Le choix
Fin 1975, Béa a posé sa candidature pour un emploi administratif dans la banque Fortuna.
Faire des études n’était plus possible. Ses parents manquent de moyens et elle a décidé d’abandonner l’école.
Il est 8h30, ils sont 50 candidats pour l’examen d’entrée.
Après 3h de questions tous azimuts, elle sort un peu groggy et pas vraiment sûre d’elle.
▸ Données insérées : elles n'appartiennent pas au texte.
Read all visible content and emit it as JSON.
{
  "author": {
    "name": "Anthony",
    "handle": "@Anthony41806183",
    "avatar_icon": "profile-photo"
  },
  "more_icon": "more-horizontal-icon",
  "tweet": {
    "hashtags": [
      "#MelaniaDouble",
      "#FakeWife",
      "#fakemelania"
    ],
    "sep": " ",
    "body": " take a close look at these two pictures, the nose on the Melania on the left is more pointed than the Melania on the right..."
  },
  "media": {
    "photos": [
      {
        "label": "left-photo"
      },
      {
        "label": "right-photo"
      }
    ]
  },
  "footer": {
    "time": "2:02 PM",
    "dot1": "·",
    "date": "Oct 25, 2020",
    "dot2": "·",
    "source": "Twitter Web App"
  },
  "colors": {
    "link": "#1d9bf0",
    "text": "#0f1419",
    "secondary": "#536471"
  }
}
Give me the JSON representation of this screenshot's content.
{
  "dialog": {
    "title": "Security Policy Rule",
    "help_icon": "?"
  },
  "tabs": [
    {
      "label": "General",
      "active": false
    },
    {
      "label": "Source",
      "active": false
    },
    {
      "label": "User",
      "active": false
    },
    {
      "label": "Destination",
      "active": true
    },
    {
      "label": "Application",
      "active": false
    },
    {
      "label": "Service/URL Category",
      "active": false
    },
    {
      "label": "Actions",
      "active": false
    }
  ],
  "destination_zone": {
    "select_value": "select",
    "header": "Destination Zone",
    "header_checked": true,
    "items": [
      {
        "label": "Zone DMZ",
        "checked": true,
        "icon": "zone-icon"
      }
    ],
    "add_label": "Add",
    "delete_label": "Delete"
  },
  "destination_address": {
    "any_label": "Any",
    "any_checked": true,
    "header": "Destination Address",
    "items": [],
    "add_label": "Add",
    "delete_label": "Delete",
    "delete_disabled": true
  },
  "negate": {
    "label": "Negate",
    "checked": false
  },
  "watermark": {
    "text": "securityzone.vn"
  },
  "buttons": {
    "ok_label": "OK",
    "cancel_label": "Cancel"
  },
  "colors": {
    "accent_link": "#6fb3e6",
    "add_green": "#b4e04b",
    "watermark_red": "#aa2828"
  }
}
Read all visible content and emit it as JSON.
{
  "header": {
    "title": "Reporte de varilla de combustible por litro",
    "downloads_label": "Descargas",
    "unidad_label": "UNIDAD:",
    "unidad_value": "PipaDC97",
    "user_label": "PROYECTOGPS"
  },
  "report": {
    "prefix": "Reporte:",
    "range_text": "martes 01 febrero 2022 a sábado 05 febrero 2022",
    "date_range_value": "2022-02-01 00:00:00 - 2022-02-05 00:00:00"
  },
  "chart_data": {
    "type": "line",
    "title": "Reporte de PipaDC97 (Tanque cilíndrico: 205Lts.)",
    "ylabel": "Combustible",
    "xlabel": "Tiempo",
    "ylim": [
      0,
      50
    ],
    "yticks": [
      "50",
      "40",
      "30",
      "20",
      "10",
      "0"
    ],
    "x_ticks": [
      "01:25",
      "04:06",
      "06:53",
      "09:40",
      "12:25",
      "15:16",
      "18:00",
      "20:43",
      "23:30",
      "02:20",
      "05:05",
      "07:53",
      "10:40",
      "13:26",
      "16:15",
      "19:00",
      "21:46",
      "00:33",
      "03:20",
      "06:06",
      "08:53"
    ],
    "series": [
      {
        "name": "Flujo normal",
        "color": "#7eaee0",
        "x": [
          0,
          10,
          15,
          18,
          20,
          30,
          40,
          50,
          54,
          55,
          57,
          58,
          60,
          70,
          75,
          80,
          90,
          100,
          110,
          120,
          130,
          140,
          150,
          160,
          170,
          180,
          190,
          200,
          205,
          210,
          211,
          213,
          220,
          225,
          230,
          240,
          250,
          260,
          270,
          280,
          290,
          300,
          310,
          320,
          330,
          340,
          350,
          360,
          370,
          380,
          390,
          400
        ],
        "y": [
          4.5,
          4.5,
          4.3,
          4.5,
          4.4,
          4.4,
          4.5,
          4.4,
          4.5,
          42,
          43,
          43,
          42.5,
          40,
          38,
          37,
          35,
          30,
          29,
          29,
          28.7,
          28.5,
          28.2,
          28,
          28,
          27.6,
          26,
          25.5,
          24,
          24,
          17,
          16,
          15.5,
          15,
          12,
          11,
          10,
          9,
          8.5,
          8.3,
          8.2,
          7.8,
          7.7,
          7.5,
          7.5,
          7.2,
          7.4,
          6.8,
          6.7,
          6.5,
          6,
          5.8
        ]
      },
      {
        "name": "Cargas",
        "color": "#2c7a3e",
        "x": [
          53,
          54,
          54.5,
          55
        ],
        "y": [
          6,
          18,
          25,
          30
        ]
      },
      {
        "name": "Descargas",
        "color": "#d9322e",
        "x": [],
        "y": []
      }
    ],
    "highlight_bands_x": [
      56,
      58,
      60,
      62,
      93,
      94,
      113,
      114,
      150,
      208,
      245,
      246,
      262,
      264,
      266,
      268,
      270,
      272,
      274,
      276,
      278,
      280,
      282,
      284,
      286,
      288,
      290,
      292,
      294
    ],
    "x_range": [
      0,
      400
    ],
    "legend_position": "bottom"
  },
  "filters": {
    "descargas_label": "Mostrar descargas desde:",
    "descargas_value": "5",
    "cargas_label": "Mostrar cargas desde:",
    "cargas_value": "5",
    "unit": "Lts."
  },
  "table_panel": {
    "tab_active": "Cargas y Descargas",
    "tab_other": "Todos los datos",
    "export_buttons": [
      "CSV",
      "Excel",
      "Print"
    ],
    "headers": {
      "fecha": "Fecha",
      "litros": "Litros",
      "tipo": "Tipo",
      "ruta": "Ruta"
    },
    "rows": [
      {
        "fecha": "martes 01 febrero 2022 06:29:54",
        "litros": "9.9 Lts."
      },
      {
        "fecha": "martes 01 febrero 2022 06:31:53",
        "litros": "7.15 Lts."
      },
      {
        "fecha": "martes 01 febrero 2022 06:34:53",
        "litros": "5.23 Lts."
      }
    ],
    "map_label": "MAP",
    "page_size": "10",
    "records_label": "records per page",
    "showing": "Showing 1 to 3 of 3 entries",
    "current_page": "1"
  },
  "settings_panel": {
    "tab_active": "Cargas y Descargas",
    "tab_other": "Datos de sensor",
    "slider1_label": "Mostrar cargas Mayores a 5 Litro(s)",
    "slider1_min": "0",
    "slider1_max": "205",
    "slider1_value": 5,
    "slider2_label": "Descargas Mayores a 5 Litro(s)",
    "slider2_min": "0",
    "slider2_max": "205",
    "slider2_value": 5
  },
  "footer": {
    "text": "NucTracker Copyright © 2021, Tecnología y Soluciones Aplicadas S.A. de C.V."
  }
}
On verra bien, elle a besoin de ce travail mais les autres aussi.
Quinze jours après, par courrier, on lui demande de se présenter dans deux jours au service du personnel. Elle commencera le jour même après avoir signé son contrat.
Exaltation, elle va pouvoir enfin gérer seule sa vie, sans aide et à sa guise, peu importe le travail puisqu’il est bien payé.
Et la voilà lancée dans la vie professionnelle, elle est contente, elle n’espérait pas décrocher un job si vite.
Béa vit dans une maison communautaire. Elle est la seule à travailler, tous les autres sont étudiants. Si elle arrive à mettre un peu d’argent de côté, elle aimerait louer un petit logement pour se sentir vraiment chez elle. Vivre en communauté a des aspects très sympa mais pas que…, malheureusement.
Décembre 1976, un an est passé. Les journées de Béa à la banque se déroulent sans surprise, elles se suivent les unes après les autres, mornes. Elle aurait aimé travailler dans le milieu médical ou social, c’est plutôt raté ! Elle est dans une banque, passant sa journée à classer des papiers.
Tous les jours, il faut étaler sur son bureau les virements, les classer par numéro de compte, ensuite, additionner les montants. Elle a l’impression de ne pas en voir la fin. Tout doit être prêt pour midi. Pas le temps de respirer ou de papoter.
12h15, c’est l’heure du déjeûner. Ses compagnons de table sont entrés dans la banque le même jour qu’elle mais ne travaillent pas dans le même service. Jean-Pierre a tout juste 20 ans, habite à Liège et vit toujours chez ses parents. Hugues a 29 ans, il est marié et sa femme attend un bébé pour l’été. Claire a 25 ans et vit au dernier étage du petit immeuble dont ses parents sont propriétaires.
Spontanément, ils se retrouvent tous les jours au restaurant. On parle de sa famille, des prochaines vacances. Pas de véritable amitié entre eux mais une entente amicale pendant un break au milieu d’une journée plutôt morose.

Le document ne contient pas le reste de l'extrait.